Using Select Case in VBA

select case

This page shows how you can use Select Case to determine which code block (after each Case statement) needs to be executed. The different ways to specify the Case clauses are shown. In the example below the string after Debug.Print explains what the Case's condition specifies. It is important to understand that (only) the block is executed that has matching condition. Select Case statements can be nested or mixed with If statements to implement decision trees. In the example below the value 9 matches both Case 8 To 10 (Between 8 and 10) and Case Is < 10 (Smaller than 10), the first match is executed.

Sub SelectDemo1()
    Dim Number: Number = 9    ' Demo value.
    Select Case Number    'Determine which branch is appropriate.
        Case 2 To 4
        Debug.Print "Between 2 and 4"
        Case 1, 7
        Debug.Print "1 or 7"
        Case 8 To 10
        Debug.Print "Between 8 and 10"
        Case Is < 10
        Debug.Print "Smaller than 10"
        Case Is > 12
        Debug.Print "Greater than 12"
        Case Else
        Debug.Print "Not any of the previous cases"
    End Select
End Sub
Select Case Select Case LCase Select Case Else Case , (Or) Case .. To .. Case Is < Case Is > Case Else

Select Case

After Select Case you can put any numeric expression or string expression, but in most cases one will use a variable here, as in SelectDemo1 Number. Below gives an example of using a string expression:

Dim Products As Collection, prod As Product
Dim i As Integer: i = 2
Set prod = Products(i)
Select Case prod.Category
Case "Fruit"

Select Case LCase

The problem with strings is that if just one character is uppercase in the Select Case expression and lowercase in the Case expression it will not been considered as a match. A way to prevent this is to make all characters lower- or upper-case:

Select Case LCase(prod.Category)
Case "fruit"

Select Case Else

More often then not Select Case Else is included as an easy way to make sure all possible cases are getting handled. However it may be argued that all known cases must be explicit and this one should be used for error handling.

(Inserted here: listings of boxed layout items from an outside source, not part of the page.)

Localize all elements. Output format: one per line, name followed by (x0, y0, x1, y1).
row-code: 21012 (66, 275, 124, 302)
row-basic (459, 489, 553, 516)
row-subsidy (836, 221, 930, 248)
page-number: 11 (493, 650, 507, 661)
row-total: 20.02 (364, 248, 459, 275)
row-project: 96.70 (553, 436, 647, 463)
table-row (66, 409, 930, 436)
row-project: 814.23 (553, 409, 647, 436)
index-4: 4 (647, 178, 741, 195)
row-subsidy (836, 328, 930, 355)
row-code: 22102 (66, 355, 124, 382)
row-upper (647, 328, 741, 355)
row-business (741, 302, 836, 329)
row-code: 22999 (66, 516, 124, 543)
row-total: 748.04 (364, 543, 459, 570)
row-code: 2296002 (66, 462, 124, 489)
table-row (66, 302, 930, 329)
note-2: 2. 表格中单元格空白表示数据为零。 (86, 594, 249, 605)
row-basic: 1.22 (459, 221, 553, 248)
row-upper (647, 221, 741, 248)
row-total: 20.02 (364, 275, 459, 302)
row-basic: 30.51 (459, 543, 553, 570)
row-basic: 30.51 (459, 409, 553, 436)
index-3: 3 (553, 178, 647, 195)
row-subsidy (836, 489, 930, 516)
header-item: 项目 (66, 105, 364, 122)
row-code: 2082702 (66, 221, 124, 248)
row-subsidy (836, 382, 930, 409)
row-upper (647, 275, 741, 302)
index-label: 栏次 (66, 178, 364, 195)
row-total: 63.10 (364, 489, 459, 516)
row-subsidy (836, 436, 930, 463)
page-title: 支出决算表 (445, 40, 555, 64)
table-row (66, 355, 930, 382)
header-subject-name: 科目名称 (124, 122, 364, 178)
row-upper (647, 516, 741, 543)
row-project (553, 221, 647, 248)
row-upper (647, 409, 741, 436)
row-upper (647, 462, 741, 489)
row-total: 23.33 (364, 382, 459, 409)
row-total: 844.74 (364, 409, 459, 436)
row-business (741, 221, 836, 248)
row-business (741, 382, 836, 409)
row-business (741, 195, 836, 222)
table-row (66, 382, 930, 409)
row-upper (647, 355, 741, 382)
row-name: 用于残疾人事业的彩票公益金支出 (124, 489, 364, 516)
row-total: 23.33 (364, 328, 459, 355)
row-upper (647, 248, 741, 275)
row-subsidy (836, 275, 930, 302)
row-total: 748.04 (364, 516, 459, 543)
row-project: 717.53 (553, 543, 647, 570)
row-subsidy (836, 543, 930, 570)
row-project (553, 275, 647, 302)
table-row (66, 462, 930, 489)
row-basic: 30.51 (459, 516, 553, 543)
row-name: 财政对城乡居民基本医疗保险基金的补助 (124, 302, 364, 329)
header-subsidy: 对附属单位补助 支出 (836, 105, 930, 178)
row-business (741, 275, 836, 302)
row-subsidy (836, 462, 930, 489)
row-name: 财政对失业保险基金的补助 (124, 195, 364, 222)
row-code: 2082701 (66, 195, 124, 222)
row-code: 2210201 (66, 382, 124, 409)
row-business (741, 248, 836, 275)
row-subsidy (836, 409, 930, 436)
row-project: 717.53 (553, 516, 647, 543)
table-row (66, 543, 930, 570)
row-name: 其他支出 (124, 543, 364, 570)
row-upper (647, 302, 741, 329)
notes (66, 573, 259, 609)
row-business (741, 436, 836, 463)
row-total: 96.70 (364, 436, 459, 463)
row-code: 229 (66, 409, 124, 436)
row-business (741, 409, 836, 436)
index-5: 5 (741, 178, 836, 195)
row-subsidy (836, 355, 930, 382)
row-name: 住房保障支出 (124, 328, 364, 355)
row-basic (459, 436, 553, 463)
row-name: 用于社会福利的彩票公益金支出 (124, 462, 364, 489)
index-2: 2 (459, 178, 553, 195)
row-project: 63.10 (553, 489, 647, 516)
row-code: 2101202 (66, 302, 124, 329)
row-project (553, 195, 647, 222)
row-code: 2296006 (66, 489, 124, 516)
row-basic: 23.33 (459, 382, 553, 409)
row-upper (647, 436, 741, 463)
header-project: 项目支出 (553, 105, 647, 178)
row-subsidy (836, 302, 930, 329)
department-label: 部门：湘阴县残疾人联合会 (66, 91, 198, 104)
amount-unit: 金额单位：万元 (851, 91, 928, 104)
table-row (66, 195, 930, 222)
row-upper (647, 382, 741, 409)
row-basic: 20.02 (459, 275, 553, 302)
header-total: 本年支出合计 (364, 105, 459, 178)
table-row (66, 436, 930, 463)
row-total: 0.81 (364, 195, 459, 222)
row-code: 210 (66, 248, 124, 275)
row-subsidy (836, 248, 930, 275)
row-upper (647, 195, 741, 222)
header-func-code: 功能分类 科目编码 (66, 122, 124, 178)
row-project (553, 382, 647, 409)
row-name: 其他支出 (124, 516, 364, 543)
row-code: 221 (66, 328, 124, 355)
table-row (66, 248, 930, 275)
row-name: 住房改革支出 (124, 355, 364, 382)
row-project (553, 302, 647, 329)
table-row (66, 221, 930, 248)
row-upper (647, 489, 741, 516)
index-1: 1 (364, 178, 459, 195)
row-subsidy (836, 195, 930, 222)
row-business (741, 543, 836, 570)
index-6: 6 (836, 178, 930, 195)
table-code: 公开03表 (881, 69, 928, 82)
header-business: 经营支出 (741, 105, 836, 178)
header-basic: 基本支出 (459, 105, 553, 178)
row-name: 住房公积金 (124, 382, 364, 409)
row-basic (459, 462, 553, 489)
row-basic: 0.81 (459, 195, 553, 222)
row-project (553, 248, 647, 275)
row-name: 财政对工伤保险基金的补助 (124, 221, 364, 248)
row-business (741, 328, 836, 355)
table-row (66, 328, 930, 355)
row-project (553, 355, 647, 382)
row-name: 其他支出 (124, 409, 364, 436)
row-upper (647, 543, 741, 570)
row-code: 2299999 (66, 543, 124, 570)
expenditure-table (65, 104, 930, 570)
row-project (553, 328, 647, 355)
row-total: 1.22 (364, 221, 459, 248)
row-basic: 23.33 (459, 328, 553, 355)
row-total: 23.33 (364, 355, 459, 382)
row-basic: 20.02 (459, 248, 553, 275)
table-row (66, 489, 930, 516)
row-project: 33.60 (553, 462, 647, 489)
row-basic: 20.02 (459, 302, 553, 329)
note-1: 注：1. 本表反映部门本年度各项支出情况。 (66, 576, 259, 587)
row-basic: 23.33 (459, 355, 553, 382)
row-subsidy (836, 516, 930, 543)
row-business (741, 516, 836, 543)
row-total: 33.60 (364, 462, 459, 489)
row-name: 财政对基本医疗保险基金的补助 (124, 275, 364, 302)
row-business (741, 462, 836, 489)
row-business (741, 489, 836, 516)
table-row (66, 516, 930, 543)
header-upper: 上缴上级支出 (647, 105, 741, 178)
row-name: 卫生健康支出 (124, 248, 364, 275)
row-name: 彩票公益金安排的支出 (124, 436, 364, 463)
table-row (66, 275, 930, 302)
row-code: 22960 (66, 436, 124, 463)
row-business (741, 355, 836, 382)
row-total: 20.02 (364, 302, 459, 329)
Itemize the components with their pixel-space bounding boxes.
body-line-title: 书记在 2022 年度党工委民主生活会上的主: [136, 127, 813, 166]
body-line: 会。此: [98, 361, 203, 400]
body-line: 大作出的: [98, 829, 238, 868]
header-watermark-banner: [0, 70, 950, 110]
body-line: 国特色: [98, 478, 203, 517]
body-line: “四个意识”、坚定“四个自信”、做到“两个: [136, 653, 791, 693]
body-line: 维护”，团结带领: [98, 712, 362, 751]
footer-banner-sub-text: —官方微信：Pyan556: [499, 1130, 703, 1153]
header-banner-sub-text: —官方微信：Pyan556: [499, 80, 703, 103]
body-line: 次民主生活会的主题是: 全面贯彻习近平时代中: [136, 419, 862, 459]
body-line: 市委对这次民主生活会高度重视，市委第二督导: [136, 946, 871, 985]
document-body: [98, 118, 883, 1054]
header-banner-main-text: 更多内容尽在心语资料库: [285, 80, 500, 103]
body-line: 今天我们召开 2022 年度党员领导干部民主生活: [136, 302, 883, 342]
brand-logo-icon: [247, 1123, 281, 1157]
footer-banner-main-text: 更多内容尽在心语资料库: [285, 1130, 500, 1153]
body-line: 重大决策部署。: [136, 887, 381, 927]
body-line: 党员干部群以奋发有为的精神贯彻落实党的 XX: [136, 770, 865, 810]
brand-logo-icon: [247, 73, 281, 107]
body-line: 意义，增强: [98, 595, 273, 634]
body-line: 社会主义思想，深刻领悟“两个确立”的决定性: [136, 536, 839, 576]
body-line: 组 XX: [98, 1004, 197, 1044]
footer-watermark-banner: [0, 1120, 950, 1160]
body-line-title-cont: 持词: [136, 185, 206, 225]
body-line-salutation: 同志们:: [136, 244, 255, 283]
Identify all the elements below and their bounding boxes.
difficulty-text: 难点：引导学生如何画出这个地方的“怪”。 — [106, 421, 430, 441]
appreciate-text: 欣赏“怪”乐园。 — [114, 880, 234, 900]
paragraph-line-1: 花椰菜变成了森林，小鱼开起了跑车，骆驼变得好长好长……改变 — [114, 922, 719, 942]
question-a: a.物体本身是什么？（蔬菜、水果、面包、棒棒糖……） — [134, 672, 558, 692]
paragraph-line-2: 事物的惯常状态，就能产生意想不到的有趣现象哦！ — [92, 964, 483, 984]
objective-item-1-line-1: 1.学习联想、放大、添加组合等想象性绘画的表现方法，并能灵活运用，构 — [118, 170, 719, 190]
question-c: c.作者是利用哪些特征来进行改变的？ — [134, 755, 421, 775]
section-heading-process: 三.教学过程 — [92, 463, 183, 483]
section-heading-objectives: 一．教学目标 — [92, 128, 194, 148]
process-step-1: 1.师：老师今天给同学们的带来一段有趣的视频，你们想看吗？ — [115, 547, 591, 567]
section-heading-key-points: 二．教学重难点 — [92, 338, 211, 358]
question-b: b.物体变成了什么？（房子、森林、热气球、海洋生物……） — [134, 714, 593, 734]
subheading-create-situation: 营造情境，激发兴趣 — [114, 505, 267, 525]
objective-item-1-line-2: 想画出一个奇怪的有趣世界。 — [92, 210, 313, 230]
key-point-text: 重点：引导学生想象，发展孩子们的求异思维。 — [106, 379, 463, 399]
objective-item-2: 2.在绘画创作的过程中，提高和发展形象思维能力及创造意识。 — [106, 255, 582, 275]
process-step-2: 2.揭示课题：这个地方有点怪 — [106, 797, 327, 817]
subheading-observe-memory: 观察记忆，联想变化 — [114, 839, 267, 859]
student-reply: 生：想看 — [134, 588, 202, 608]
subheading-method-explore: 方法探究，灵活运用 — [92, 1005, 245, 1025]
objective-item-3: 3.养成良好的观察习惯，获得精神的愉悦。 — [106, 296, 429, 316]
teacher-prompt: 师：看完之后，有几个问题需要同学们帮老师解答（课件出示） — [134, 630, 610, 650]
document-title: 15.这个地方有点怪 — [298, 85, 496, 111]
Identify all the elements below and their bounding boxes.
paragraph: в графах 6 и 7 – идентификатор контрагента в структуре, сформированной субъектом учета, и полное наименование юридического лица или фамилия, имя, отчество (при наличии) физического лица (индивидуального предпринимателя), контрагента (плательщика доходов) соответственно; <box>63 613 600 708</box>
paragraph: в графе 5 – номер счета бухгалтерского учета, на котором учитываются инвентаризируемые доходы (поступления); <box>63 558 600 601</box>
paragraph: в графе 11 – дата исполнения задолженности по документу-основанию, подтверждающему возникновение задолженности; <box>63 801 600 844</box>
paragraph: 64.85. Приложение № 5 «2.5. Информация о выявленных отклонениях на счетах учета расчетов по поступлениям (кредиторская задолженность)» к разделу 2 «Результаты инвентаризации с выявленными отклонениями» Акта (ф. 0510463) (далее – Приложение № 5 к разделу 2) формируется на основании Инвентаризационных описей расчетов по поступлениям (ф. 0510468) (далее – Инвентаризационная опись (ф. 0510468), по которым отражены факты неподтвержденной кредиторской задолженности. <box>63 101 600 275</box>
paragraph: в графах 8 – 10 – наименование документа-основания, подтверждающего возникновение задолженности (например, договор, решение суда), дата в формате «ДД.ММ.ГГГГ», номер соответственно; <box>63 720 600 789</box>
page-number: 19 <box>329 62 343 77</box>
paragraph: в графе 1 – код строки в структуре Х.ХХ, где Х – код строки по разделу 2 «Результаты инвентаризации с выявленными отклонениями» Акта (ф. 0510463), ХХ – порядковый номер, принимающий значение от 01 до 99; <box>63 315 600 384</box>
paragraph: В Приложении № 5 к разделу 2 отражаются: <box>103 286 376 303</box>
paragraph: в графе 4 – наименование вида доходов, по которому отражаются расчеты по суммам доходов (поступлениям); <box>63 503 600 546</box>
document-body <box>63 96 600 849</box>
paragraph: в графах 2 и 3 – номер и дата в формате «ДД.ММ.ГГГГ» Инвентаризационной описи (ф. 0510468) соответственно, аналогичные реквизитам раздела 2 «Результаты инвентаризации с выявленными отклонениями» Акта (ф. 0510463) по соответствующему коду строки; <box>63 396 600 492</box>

Err.Raise Number:=cintUnspecifiedCaseInSelect, Description:="Unspecified Case in Select"

Specifying Case

In the Case statement one or more expressions may be combined, separated by a comma, meaning if .. or .. or .., in all those cases do the statement block from this Case.

Case 1 To 4, 7 To 9, 11, 13, Is > MaxNumber

Case , (Or)

1 or 7

Case 1, 7

Case .. To ..

8 To 10: 8, 9, 10

Case 8 To 10

Interestingly, To can also be used with strings. In the below example value 'popcorn' would be considered a match for 'nuts To soup'

Case "everything", "nuts" To "soup", TestItem

Case Is <

Case Is < 10 - any number below 10

Case Is < 10

Case Is >

Case Is > 10

Case Else

If no match on all previous Case statements.